Sponsored by Glencore Coal, today’s hands-on workshop was all about encouraging students to keep developing their science, maths, engineering and technology (STEM) skills to open up career opportunities in the resources sector.
Over 30 Year Nine students across the two schools used lasers, Lego and lateral thinking to discover how classroom learning can be applied to a diverse range of trade and professional jobs in the minerals and energy sector.
Glencore Coal’s Human Resources Manager, Anthony Exelby said the advancement and uptake of new technologies in the resources sector will lead to increasingly safer, more agile and more sustainable and efficient operations.
“This is something that Glencore hopes will appeal to high school students as they embark on an educational or training pathway into their desired career,” he said.
“It’s important we encourage the next generation to consider how they can contribute to the resources sector of the future, and the best way to do this is to display the exciting and advanced technologies our industry has adopted.”
Director of Skills, Education and Diversity with the QMEA, Katrina-Lee Jones said it was critical to engage with Year Nine students at a pivotal time in their educational journey.
“Now, more than ever, the resources sector needs a skilled workforce, particularly with a strong background in science, technology, engineering, and mathematics.”
“The activities in this workshop have been strategically designed to encourage students to pursue excellence and further studies in STEM subjects as they enter their senior years of high school,” she said.
Capella State High School Principal, Ms Gerowyn Lacaze commended the QMEA for developing an interactive workshop that aligns the national curriculum with real-world challenges.
“Unlike a lot of traditional class-based learning, our students today got to use lasers to manipulate light to manoeuvre around obstacles, program a Lego EV3 robot, and to try and move a coin without physically touching it,” Ms Lacaze said.
“These are all activities that directly link to the fundamental theories they are learning at school but replicate modern-day industry challenges, whilst allowing the students to put their problem solving, teamwork, communication and digital skills to the test.”

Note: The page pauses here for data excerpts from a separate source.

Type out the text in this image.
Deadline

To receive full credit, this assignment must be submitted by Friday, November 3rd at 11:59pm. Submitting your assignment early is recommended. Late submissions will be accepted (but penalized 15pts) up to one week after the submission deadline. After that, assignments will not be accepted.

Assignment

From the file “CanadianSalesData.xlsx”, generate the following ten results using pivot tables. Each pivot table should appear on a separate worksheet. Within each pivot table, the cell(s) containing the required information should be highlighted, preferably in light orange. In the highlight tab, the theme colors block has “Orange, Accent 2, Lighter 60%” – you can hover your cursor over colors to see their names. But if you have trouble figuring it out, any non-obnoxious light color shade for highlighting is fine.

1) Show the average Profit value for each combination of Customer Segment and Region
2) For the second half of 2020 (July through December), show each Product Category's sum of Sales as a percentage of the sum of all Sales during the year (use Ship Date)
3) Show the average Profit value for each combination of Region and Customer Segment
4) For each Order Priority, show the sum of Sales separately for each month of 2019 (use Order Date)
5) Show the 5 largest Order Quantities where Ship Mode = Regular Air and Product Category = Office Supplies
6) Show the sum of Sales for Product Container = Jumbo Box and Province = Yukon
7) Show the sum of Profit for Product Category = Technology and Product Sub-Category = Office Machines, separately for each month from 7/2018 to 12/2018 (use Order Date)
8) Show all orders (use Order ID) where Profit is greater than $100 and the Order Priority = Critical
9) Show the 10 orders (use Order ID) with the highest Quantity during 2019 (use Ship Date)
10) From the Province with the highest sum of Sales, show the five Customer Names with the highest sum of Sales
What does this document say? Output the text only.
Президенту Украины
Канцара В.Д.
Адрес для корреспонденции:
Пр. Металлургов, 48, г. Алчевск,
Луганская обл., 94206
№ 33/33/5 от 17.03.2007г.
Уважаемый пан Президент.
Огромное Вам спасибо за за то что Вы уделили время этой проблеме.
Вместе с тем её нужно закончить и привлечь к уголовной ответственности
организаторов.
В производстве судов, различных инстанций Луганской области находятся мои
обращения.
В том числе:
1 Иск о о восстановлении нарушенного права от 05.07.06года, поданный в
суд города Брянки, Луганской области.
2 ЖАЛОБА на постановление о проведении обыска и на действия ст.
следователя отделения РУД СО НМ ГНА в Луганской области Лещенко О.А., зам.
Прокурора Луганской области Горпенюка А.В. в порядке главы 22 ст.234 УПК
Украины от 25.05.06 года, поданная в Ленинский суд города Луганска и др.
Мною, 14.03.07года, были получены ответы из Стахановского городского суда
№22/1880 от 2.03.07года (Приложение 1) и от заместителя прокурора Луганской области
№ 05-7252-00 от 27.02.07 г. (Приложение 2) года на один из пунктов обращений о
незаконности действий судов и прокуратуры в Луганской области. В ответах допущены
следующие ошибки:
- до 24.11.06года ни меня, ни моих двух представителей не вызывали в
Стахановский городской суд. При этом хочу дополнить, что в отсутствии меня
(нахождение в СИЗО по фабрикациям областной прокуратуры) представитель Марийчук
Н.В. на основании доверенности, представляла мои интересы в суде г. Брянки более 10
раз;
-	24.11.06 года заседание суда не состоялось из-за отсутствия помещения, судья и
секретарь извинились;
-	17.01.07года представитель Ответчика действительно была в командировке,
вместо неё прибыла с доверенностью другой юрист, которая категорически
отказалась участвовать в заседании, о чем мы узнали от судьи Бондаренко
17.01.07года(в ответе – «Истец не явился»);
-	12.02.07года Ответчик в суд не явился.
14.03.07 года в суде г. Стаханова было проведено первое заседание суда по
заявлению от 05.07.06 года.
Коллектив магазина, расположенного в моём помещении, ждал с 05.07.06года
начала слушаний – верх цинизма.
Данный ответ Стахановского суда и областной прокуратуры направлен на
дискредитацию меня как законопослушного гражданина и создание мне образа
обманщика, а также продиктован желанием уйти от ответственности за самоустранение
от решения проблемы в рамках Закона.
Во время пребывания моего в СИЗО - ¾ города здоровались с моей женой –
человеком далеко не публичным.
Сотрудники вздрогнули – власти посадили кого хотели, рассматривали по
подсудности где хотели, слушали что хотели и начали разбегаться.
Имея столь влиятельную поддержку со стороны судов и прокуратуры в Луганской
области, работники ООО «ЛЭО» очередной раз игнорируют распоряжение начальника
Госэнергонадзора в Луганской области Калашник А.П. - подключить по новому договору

As Australia’s largest and most successful industry-led education and schools training initiative, the QMEA seeks to broaden student and teacher knowledge of career opportunities in resources.
The academy encourages a talent pipeline of employees into vocational and professional careers, with a focus on female and Indigenous participation. The QMEA currently engages with over 90 schools and is a partnership between industry and the Queensland Government under its Gateway to Industry Schools program.